You could spend your whole night wrapped up in the version of "My Love Is For You," as Henry Roland of the one-man funk and soul band Henry & The Invisibles performs it here. It extends in every direction imaginable, giving us lengthy interludes and flairs in all of the places that you'd expect them to be and all of the places that you've never heard them placed before. There's the boisterous tambourine shaking at the intro of the song and then, just when you didn't think that the song was going to travel into Les Claypool territory, near the seven-minute mark, it defies you and does it. All of it bubbles back to some vocal loops of Roland at his most Stax.

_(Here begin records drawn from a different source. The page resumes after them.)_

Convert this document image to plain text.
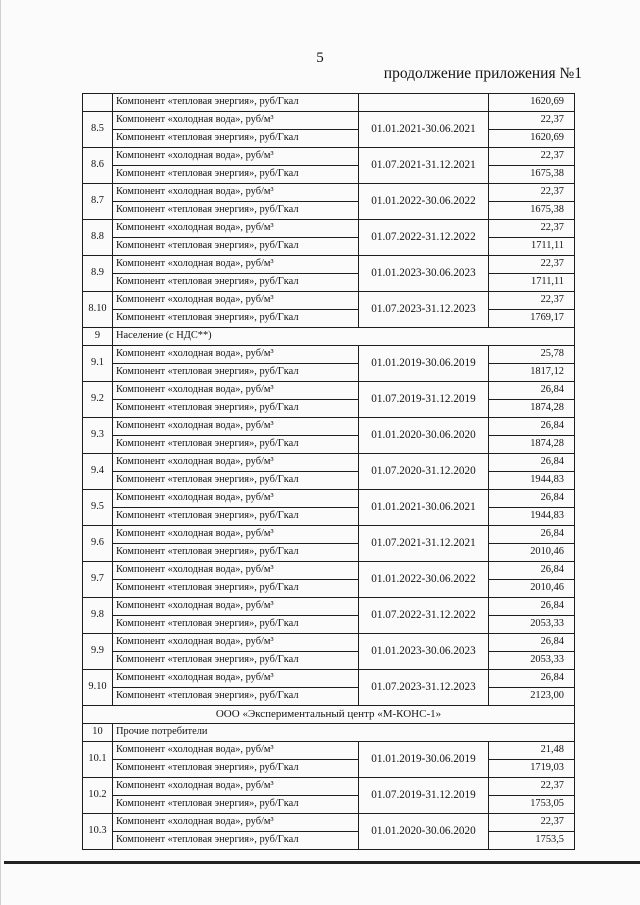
5
продолжение приложения №1
	Компонент «тепловая энергия», руб/Гкал		1620,69
8.5	Компонент «холодная вода», руб/м³	01.01.2021-30.06.2021	22,37
	Компонент «тепловая энергия», руб/Гкал		1620,69
8.6	Компонент «холодная вода», руб/м³	01.07.2021-31.12.2021	22,37
	Компонент «тепловая энергия», руб/Гкал		1675,38
8.7	Компонент «холодная вода», руб/м³	01.01.2022-30.06.2022	22,37
	Компонент «тепловая энергия», руб/Гкал		1675,38
8.8	Компонент «холодная вода», руб/м³	01.07.2022-31.12.2022	22,37
	Компонент «тепловая энергия», руб/Гкал		1711,11
8.9	Компонент «холодная вода», руб/м³	01.01.2023-30.06.2023	22,37
	Компонент «тепловая энергия», руб/Гкал		1711,11
8.10	Компонент «холодная вода», руб/м³	01.07.2023-31.12.2023	22,37
	Компонент «тепловая энергия», руб/Гкал		1769,17
9	Население (с НДС**)		
9.1	Компонент «холодная вода», руб/м³	01.01.2019-30.06.2019	25,78
	Компонент «тепловая энергия», руб/Гкал		1817,12
9.2	Компонент «холодная вода», руб/м³	01.07.2019-31.12.2019	26,84
	Компонент «тепловая энергия», руб/Гкал		1874,28
9.3	Компонент «холодная вода», руб/м³	01.01.2020-30.06.2020	26,84
	Компонент «тепловая энергия», руб/Гкал		1874,28
9.4	Компонент «холодная вода», руб/м³	01.07.2020-31.12.2020	26,84
	Компонент «тепловая энергия», руб/Гкал		1944,83
9.5	Компонент «холодная вода», руб/м³	01.01.2021-30.06.2021	26,84
	Компонент «тепловая энергия», руб/Гкал		1944,83
9.6	Компонент «холодная вода», руб/м³	01.07.2021-31.12.2021	26,84
	Компонент «тепловая энергия», руб/Гкал		2010,46
9.7	Компонент «холодная вода», руб/м³	01.01.2022-30.06.2022	26,84
	Компонент «тепловая энергия», руб/Гкал		2010,46
9.8	Компонент «холодная вода», руб/м³	01.07.2022-31.12.2022	26,84
	Компонент «тепловая энергия», руб/Гкал		2053,33
9.9	Компонент «холодная вода», руб/м³	01.01.2023-30.06.2023	26,84
	Компонент «тепловая энергия», руб/Гкал		2053,33
9.10	Компонент «холодная вода», руб/м³	01.07.2023-31.12.2023	26,84
	Компонент «тепловая энергия», руб/Гкал		2123,00
ООО «Экспериментальный центр «М-КОНС-1»			
10	Прочие потребители		
10.1	Компонент «холодная вода», руб/м³	01.01.2019-30.06.2019	21,48
	Компонент «тепловая энергия», руб/Гкал		1719,03
10.2	Компонент «холодная вода», руб/м³	01.07.2019-31.12.2019	22,37
	Компонент «тепловая энергия», руб/Гкал		1753,05
10.3	Компонент «холодная вода», руб/м³	01.01.2020-30.06.2020	22,37
	Компонент «тепловая энергия», руб/Гкал		1753,5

All of it is significant, never feeling bloated or thrown in as anything showy. It's all capable of doing what he says his life's objective is - during dance floors to the ground, or further into the ground from where he finds them. The middle of the song - or the story - where Roland is singing his aching heart out, while making it sound like a cocktail hour at a lounge that's most interesting when it's almost empty in the middle of the afternoon, except for that one old guy who's there every day and doesn't say much, just sits, drinks and thinks his way through the rest of the daylight hours, frames a picture of lust that wants to be something more lasting.
It's interesting that such an elongated version exists of a song that deals with such a fleeting feeling of loving someone who doesn't realize it. It's about that instant connection that's not a connection at all, just a screwy little feeling that you get when you see someone you immediately can't take your eyes or thoughts away from. This song, in a way, perpetuates this feeling - of something so quick and innocent - and showing how it sticks with you, rumbles around, and won't leave you alone. It's probably a good thing, because you're not asking to be left alone. You want to feel what Roland and making you feel. The wood beneath your feet feels like it's getting warmer.